Presiden Direktur PT Mayapada International Tbk Hariyono Tjahjarijadi membenarkan pelemahan kinerja korporasi dalam negeri yang sudah dirasakan oleh perbankan. “Pelemahan itu bahkan terjadi praktis hampir di semua industri,” katanya. Sebagai langkah antisipasi, perbankan pun telah menyiapkan pencadangan hingga restrukturisasi kredit jika dibutuhkan. “Kami juga meng-approach debitor untuk mengurangi outstanding kreditnya supaya meringankan beban bunga atau angsuran mereka,” ujar Haryono.

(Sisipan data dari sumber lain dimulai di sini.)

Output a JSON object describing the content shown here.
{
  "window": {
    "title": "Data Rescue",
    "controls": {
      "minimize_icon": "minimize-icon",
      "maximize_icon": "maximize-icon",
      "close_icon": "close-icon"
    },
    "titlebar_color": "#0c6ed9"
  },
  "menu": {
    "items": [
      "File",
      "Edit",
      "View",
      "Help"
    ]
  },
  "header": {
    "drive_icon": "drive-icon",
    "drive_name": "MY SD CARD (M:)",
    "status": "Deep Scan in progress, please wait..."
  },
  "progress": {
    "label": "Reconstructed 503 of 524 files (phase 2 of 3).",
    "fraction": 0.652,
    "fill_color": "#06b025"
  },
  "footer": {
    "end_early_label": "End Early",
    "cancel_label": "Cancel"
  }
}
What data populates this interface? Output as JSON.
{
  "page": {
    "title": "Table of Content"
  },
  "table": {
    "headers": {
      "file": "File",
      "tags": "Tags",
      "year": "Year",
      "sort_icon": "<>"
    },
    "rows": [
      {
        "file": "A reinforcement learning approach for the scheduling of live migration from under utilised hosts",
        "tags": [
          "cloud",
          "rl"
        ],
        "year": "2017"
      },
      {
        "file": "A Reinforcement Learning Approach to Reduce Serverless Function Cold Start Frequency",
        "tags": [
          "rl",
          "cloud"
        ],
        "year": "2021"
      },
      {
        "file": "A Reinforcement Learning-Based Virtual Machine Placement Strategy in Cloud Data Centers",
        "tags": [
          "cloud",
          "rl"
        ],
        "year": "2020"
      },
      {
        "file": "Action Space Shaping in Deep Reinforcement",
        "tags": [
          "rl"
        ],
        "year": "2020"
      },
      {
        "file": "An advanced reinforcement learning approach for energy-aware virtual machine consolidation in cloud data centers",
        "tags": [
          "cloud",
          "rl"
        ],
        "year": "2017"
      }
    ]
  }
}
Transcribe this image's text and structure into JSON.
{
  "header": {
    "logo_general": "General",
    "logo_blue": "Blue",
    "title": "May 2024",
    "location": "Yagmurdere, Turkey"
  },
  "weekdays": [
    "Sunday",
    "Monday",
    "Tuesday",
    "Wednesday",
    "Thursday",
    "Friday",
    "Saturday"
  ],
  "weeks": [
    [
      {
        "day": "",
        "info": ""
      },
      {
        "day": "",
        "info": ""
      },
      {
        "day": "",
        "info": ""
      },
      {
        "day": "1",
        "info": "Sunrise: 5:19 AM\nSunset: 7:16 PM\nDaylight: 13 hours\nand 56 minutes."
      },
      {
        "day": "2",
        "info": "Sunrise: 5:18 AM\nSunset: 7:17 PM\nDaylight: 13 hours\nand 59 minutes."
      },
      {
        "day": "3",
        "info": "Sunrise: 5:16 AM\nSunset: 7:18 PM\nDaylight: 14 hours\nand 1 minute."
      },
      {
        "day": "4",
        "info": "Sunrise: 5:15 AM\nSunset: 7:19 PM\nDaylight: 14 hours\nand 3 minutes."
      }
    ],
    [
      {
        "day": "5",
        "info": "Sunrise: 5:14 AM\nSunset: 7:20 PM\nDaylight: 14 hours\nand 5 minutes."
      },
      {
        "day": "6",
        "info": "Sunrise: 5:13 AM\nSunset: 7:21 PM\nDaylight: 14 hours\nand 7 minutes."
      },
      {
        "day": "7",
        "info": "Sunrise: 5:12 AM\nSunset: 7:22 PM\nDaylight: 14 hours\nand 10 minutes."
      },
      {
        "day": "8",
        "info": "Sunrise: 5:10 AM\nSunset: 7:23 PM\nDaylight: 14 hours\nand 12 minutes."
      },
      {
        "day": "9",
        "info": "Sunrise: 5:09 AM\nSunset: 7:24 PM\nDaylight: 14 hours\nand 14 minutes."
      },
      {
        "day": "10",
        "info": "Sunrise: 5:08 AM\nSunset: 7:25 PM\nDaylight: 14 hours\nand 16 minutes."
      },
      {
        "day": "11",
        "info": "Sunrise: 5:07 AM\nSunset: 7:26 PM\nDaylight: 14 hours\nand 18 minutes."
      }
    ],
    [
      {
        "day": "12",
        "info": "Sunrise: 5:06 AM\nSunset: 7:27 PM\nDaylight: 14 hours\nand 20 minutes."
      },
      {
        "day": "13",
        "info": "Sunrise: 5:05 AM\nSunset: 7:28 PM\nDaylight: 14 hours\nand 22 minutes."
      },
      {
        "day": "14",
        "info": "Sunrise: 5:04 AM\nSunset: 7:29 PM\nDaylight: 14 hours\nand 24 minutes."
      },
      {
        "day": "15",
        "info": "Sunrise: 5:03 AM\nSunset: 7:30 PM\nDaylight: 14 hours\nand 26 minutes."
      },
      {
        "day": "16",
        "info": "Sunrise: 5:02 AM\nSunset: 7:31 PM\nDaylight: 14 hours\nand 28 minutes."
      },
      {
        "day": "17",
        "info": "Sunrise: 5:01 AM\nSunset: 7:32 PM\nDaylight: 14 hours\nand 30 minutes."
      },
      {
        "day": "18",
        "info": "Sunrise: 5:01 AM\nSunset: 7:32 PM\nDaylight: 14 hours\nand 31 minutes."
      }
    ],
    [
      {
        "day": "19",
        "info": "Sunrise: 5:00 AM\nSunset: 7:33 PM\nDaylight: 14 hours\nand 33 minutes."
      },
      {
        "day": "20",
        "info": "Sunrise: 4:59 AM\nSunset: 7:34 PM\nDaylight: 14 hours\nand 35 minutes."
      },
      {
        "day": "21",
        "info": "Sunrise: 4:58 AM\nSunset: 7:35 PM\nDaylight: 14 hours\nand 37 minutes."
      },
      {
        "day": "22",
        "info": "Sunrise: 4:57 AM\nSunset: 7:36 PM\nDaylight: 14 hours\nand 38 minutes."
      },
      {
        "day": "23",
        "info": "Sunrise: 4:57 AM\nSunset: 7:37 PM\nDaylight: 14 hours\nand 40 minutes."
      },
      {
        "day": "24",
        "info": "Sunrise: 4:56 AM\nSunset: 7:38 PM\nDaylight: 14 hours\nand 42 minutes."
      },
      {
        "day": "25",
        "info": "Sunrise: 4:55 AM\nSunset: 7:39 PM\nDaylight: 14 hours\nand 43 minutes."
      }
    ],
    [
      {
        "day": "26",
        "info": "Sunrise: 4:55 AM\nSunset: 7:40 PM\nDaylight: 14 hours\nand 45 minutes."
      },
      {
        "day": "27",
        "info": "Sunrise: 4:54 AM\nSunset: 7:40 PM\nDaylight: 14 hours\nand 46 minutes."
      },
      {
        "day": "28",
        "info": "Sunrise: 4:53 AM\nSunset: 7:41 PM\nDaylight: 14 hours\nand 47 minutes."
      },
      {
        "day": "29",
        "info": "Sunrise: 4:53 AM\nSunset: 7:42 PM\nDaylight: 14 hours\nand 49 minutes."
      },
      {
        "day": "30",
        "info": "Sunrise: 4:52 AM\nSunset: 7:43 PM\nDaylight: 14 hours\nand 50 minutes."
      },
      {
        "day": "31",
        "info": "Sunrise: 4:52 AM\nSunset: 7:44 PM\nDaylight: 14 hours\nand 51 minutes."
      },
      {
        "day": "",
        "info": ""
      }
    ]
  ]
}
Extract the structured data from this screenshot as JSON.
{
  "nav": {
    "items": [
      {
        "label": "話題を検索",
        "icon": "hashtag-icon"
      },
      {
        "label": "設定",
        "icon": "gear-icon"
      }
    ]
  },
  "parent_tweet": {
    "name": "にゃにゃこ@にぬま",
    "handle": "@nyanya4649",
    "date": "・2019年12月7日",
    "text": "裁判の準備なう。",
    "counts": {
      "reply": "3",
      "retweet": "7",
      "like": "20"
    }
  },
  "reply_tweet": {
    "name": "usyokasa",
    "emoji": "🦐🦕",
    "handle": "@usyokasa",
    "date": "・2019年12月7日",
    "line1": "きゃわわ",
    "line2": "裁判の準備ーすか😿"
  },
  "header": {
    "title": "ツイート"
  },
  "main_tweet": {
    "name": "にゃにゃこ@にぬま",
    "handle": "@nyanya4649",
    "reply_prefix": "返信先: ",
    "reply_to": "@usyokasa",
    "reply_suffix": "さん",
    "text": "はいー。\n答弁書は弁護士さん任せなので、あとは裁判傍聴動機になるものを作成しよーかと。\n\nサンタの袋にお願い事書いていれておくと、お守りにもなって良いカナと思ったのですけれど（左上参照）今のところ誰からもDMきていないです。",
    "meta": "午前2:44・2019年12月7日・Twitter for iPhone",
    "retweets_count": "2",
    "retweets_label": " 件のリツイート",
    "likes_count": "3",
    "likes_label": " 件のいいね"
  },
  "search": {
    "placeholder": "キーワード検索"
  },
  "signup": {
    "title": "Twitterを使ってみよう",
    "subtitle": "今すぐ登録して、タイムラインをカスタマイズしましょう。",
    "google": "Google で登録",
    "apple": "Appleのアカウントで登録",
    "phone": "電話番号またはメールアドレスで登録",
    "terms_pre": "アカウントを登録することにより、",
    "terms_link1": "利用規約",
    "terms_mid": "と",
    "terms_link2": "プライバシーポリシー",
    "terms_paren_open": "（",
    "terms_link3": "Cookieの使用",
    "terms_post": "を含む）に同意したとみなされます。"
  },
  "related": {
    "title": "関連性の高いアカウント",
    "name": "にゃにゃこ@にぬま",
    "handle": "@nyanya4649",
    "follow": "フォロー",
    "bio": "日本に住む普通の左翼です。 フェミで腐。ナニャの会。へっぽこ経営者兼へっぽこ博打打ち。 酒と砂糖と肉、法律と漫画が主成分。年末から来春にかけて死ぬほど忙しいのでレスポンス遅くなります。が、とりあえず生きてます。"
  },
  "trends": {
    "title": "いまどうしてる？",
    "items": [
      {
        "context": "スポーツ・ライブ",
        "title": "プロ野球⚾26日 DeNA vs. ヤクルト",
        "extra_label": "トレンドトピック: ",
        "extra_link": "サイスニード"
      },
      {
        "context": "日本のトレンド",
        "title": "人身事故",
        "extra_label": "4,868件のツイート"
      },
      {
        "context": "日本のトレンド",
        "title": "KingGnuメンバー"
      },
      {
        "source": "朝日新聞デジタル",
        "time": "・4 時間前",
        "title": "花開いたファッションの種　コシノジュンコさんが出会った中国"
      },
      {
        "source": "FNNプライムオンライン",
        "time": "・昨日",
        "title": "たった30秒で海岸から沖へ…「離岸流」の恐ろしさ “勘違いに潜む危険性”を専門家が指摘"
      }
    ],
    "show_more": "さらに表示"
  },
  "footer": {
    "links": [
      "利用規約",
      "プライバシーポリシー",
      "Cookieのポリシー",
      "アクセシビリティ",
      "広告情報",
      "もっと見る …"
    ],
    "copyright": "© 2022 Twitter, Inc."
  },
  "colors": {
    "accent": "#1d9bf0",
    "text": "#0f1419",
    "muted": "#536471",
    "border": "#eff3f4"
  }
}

Kasus gagal bayar terbaru menimpa PT Delta Merlin Dunia Textile, entitas Duniatex Group yang tak mampu membayar kupon obligasi yang diterbitkannya. Kondisi industri yang tengah terjepit saat ini pun diungkapkan oleh Sekretaris Jenderal Asosiasi Produsen Serat Benang dan Filament Indonesia (APSyFI) Redma Gita Wirawasta.
“Untuk industri tekstil dan produk tekstil (TPT) yang orientasi domestik sekarang memang sedang mengalami stagnansi pasar, banyak perusahaan yang kesulitan menjual produknya karena pasar masih dipenuhi barang impor,” kata dia. Redma mengatakan jika kondisi ini dibiarkan berlarut-larut bukan tidak mungkin akan mengganggu kinerja keuangan dan kelancaran pembayaran utang perusahaan. “Misalnya kalau impornya dibiarkan banjir terus, bisa mengarah ke sana.”